PSYB07 FSG: Terminology and Descriptives

Terms

100

What are independent and dependent variables?
Bonus: What is a confounding variable?

The independent variable is the one we manipulate and is expected to be independent from all other variables in the experiment.
The dependent variable is measured and is expected to vary due to the manipulation of the independent variable.

A third variable is one that is related to the dependent variable that can also explain the observed effects. A confound is an alternative explanation where there is some unique manipulation alongside the dependent variable that is not accounted for.

100

What is reliability?

Reliability is how likely that numerous measurements will report similar observations to previous ones.

100

What is a bar graph?

A bar graph can provide a visual representation of the differences in data.

100

What is binning?

(Think about visualizing data)

Binning is a method to combine intervals into smaller increments. This is useful when your variable has a wide range

100

Describe the mean, median and mode.

(Think about measures of central tendency)

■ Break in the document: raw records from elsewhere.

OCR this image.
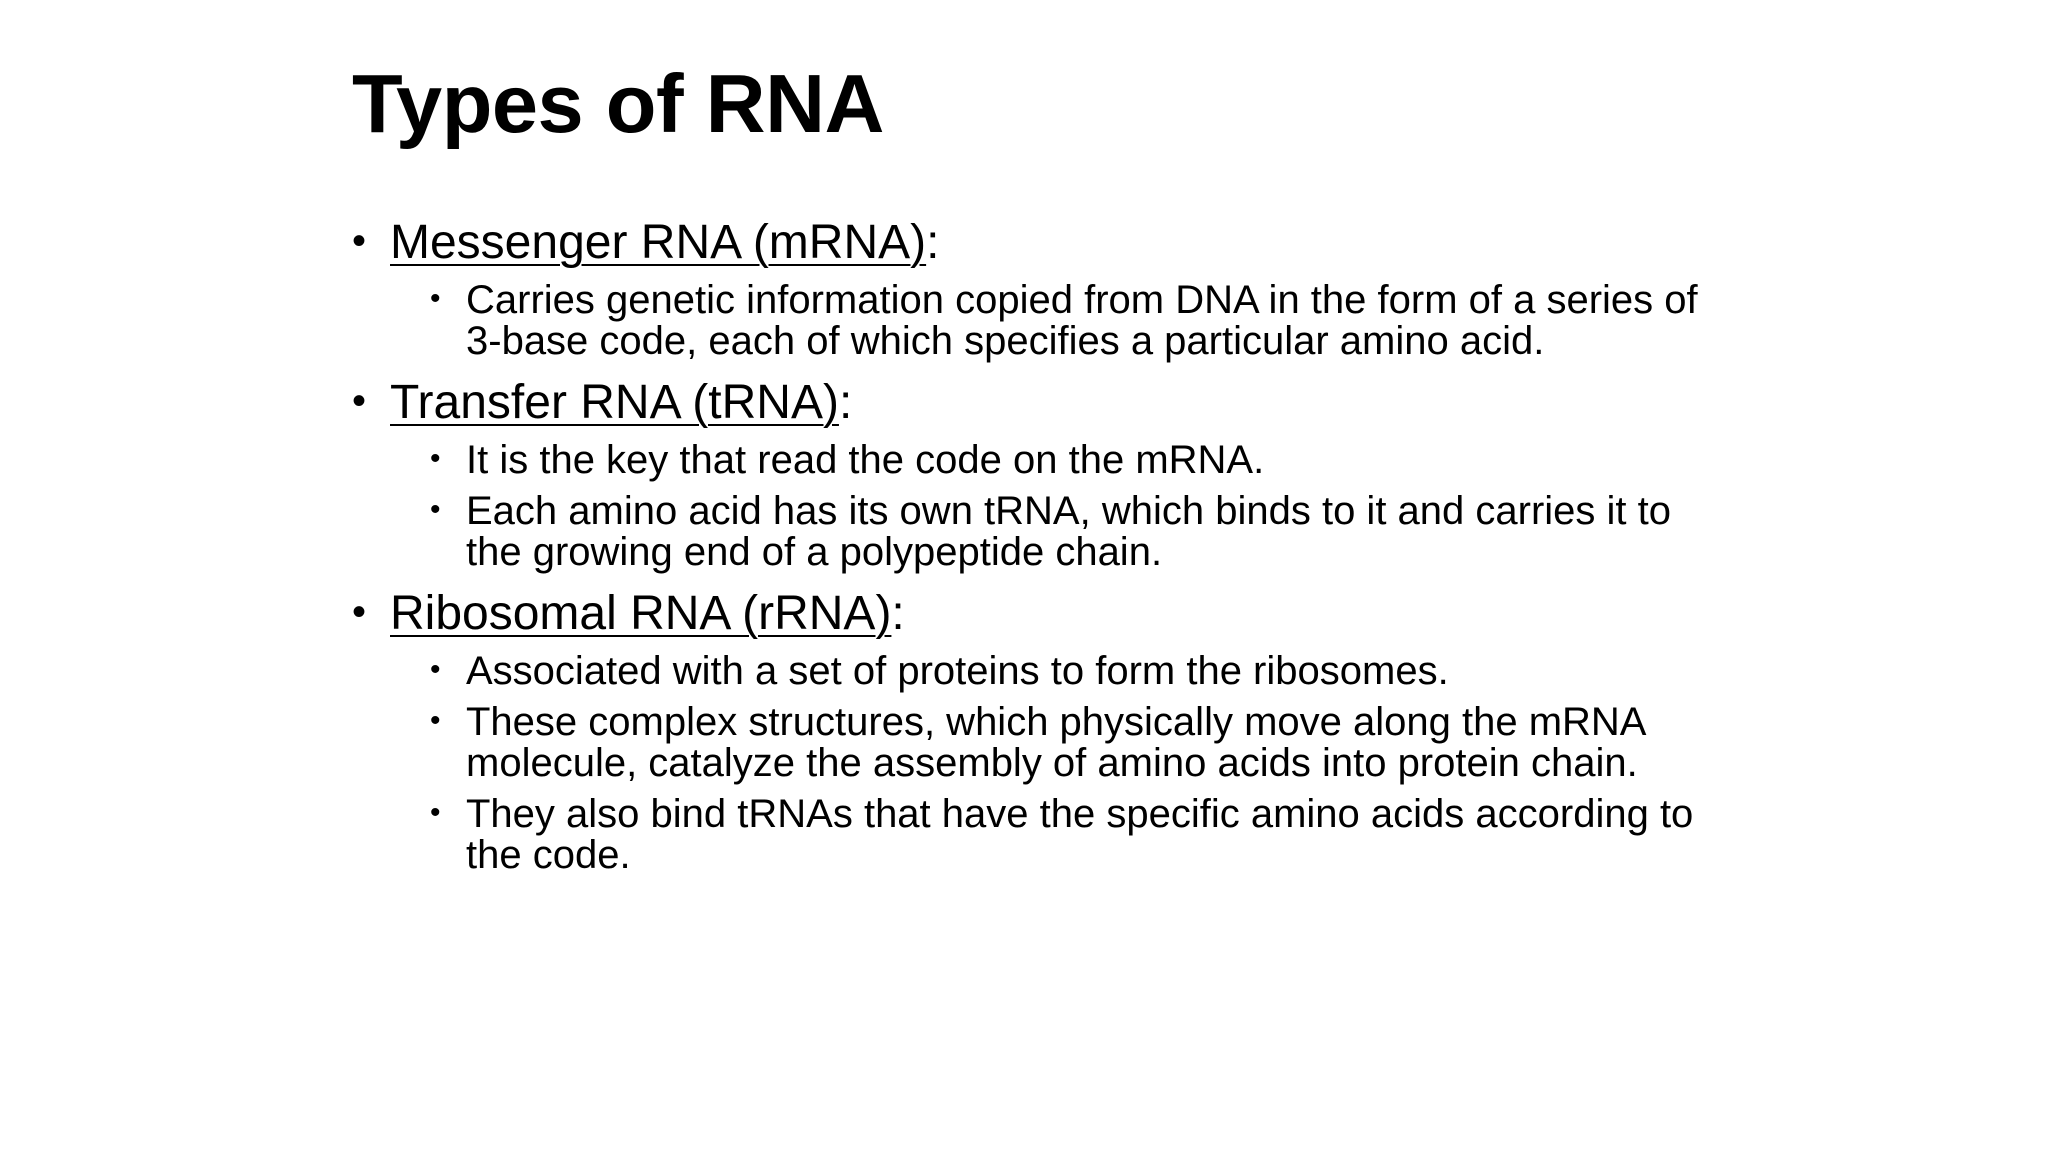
Types of RNA
• Messenger RNA (mRNA):
• Carries genetic information copied from DNA in the form of a series of 3-base code, each of which specifies a particular amino acid.
• Transfer RNA (tRNA):
• It is the key that read the code on the mRNA.
• Each amino acid has its own tRNA, which binds to it and carries it to the growing end of a polypeptide chain.
• Ribosomal RNA (rRNA):
• Associated with a set of proteins to form the ribosomes.
• These complex structures, which physically move along the mRNA molecule, catalyze the assembly of amino acids into protein chain.
• They also bind tRNAs that have the specific amino acids according to the code.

The mean is the value that is closest as possible to all scores. It treats all scores equally.

The median is the score that is midway through all the data. It splits the lower and upper half. Data must be rank ordered from smallest to largest

The mode is the most common score

200

What is external validity?

External validity is how well the data represents the population of interest

200

What is internal validity?

Internal validity is how well the data measures the construct of interest

200

What is meant by truncating? (Think about bar graphs)

We can truncate the figure, where the Y-axis does not start at zero, which magnifies hard-to-see differences.

200

What is a frequency table and how does it help with histograms?

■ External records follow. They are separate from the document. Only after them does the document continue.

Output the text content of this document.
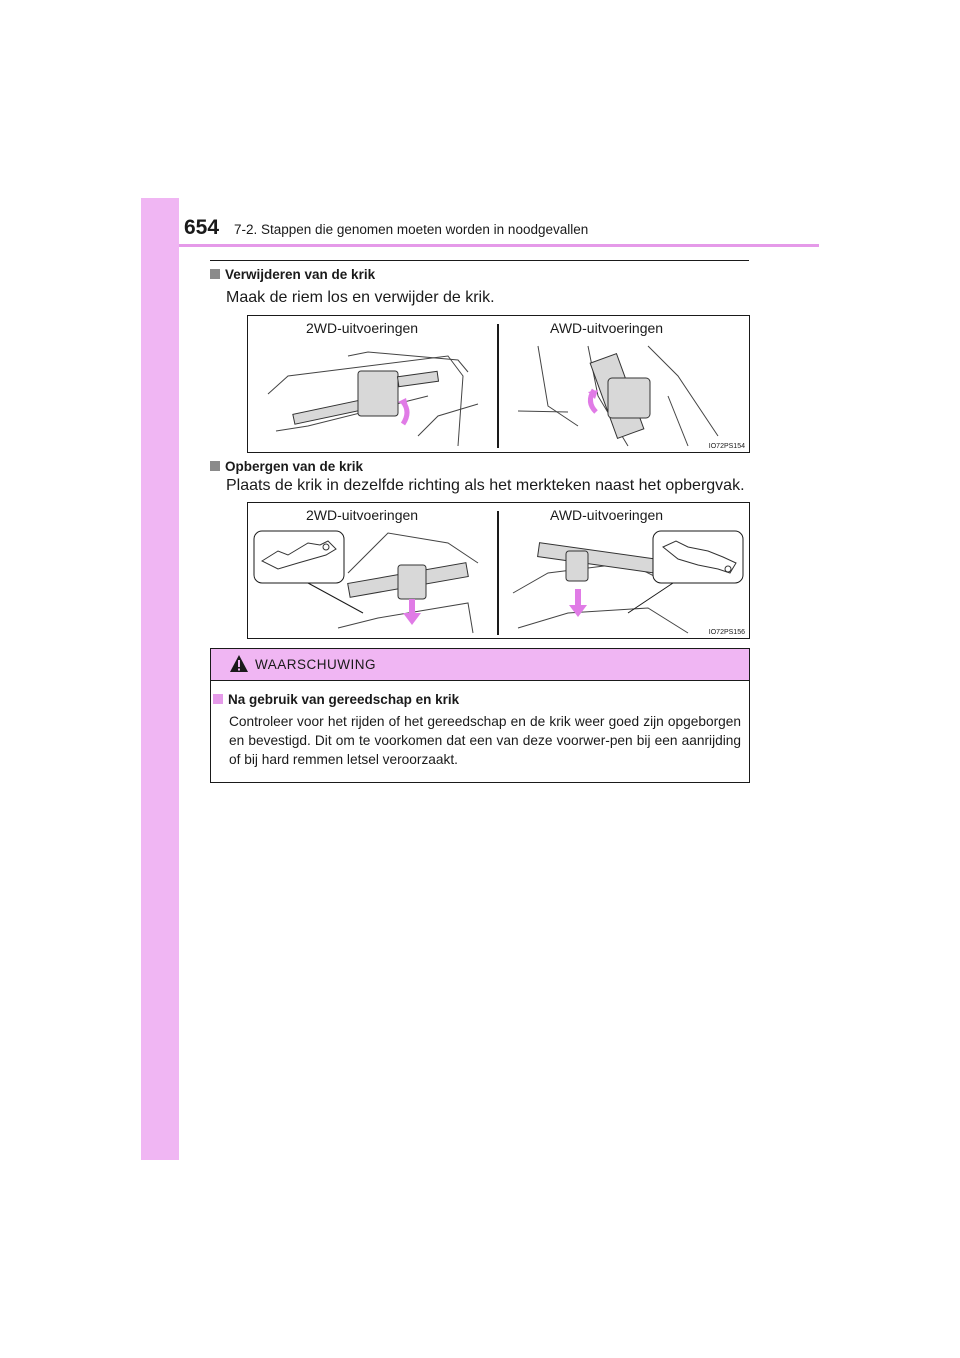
654 7-2. Stappen die genomen moeten worden in noodgevallen
Verwijderen van de krik
Maak de riem los en verwijder de krik.
2WD-uitvoeringen	AWD-uitvoeringen
IO72PS154
Opbergen van de krik
Plaats de krik in dezelfde richting als het merkteken naast het opbergvak.
2WD-uitvoeringen	AWD-uitvoeringen
IO72PS156
WAARSCHUWING
Na gebruik van gereedschap en krik
Controleer voor het rijden of het gereedschap en de krik weer goed zijn opgeborgen en bevestigd. Dit om te voorkomen dat een van deze voorwer-pen bij een aanrijding of bij hard remmen letsel veroorzaakt.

Bonus: What is a histogram?

Data can be put into a frequency table, which summarizes scores by listing their frequency. From this, it can be easy to visualize data with a histogram, which is a bar plot where the X-axis contains continuous data

200

Describe what is meant by central tendency and measurement of spread.

Central tendency provides a single value that is representative of the overall data
Measurement of spread describes how scores typically vary from the central tendency

300

What are the 4 types of data a variable can yield?

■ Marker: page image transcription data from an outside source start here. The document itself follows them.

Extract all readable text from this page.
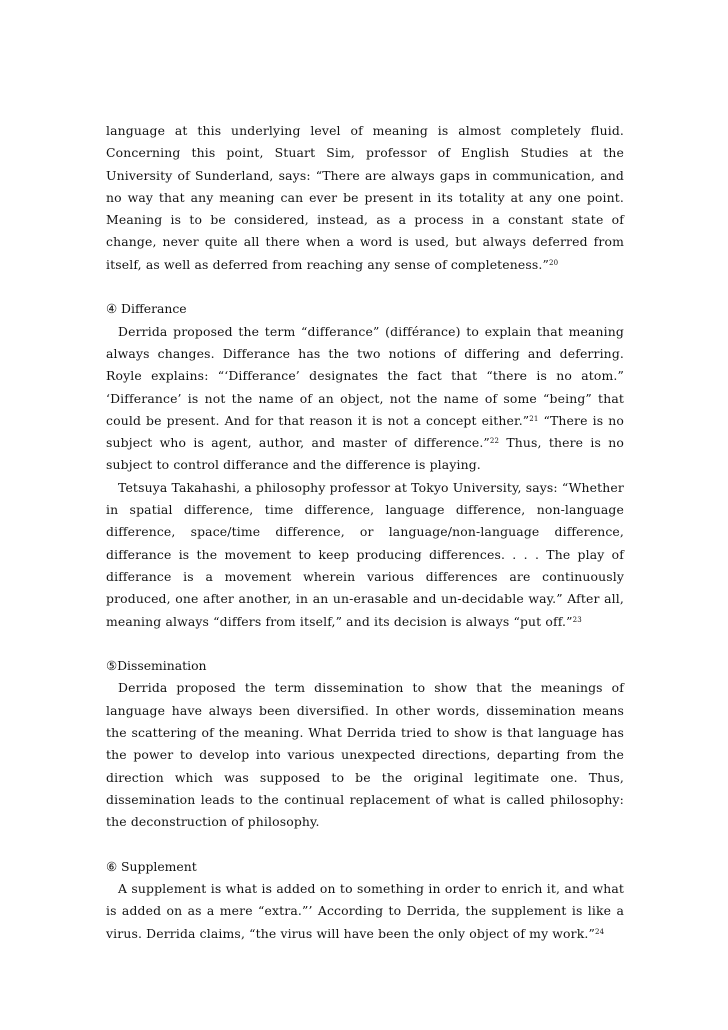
language at this underlying level of meaning is almost completely fluid. Concerning this point, Stuart Sim, professor of English Studies at the University of Sunderland, says: “There are always gaps in communication, and no way that any meaning can ever be present in its totality at any one point. Meaning is to be considered, instead, as a process in a constant state of change, never quite all there when a word is used, but always deferred from itself, as well as deferred from reaching any sense of completeness.”$^{20}$

④ Differance

Derrida proposed the term “differance” (différance) to explain that meaning always changes. Differance has the two notions of differing and deferring. Royle explains: “‘Differance’ designates the fact that “there is no atom.” ‘Differance’ is not the name of an object, not the name of some “being” that could be present. And for that reason it is not a concept either.”$^{21}$ “There is no subject who is agent, author, and master of difference.”$^{22}$ Thus, there is no subject to control differance and the difference is playing.

Tetsuya Takahashi, a philosophy professor at Tokyo University, says: “Whether in spatial difference, time difference, language difference, non-language difference, space/time difference, or language/non-language difference, differance is the movement to keep producing differences. . . . The play of differance is a movement wherein various differences are continuously produced, one after another, in an un-erasable and un-decidable way.” After all, meaning always “differs from itself,” and its decision is always “put off.”$^{23}$

⑤Dissemination

Derrida proposed the term dissemination to show that the meanings of language have always been diversified. In other words, dissemination means the scattering of the meaning. What Derrida tried to show is that language has the power to develop into various unexpected directions, departing from the direction which was supposed to be the original legitimate one. Thus, dissemination leads to the continual replacement of what is called philosophy: the deconstruction of philosophy.

⑥ Supplement

A supplement is what is added on to something in order to enrich it, and what is added on as a mere “extra.”’ According to Derrida, the supplement is like a virus. Derrida claims, “the virus will have been the only object of my work.”$^{24}$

categorical: nominal and ordinal, measurement: interval and ratio

300

Explain the terms sufficiency and efficiency.

Efficiency is how much data do we need for a variable to be a good estimate
Sufficiency is how much data is used to create an estimate

300

Explain the terms bias and resistance.

Bias is whether the variable is likely to overestimate or underestimate the true value it is estimating

Resistance is how much influence do deviant scores like outliers have on the estimate

300

What is a relative frequency histogram and how is it calculated?

A relative frequency histogram shows the percent of each score of the total rather than the raw numbers. This can be easier to understand the quantity of scores relative to the entire dataset. Captured by dividing the frequency over N

300

What is a cumulative frequency histogram and what is it good for?

In a cumulative frequency histogram, each bar includes the sum of the previous values. This shows a total increment. It is good for data where not many changes occur at each interval, or you want to display an aggregate

400

What is range? Also, describe the interquartile range. What is it useful for? What kind of plot is used for it?

The range is simply the difference between the smallest and largest score

The interquartile range (IQR) is the range of the middle 50% of the data. This involves calculating three sets of medians. Once again, the data needs to be rank ordered.

The IQR can be more useful than the range when there are many highly deviant scores.

Box and whisker plot.

400

Two part question:

1. What is variance? What parts does it consist of?
2. Ask Vaasvi for question

The variance is the average squared distance scores are from the mean. Variance is made of two parts, the sum of squared differences (SS), and the denominator to average (N, or df)

Differences are squared, else the sums after subtracting from the mean will be zero

400

What is standard deviation? Why do we not just use variance? How do you calculate it?

Variance works well with the math but conceptualizing a squared value can be difficult. We can convert this to a unit that is easier to work conceptualize. The standard deviation is the average distance scores are from the mean

sq root of variance

400

What is the difference between population and sample? What is the difference between population and sample parameters?

POPULATION = The group of people for which a researcher wishes to make conclusions. SAMPLE = The group of people from whom data is actually collected.

pop = denoted by Greek or upper-case Roman characters.
Sample statistics formulae are denoted by lower-case Roman characters

400

Why do we use n-1 in the sample statistic formulae?

(Think about df)

This is referred to as degrees of freedom (df). This is a modification to the denominator to account for the fact that sample variance (and sample SD) is not an unbiased estimator of the population variance or population SD (underestimates variance in pop). Sample mean is an unbiased estimator of the population, and so it does not need a correction

(You will cover this more in detail in the coming lectures)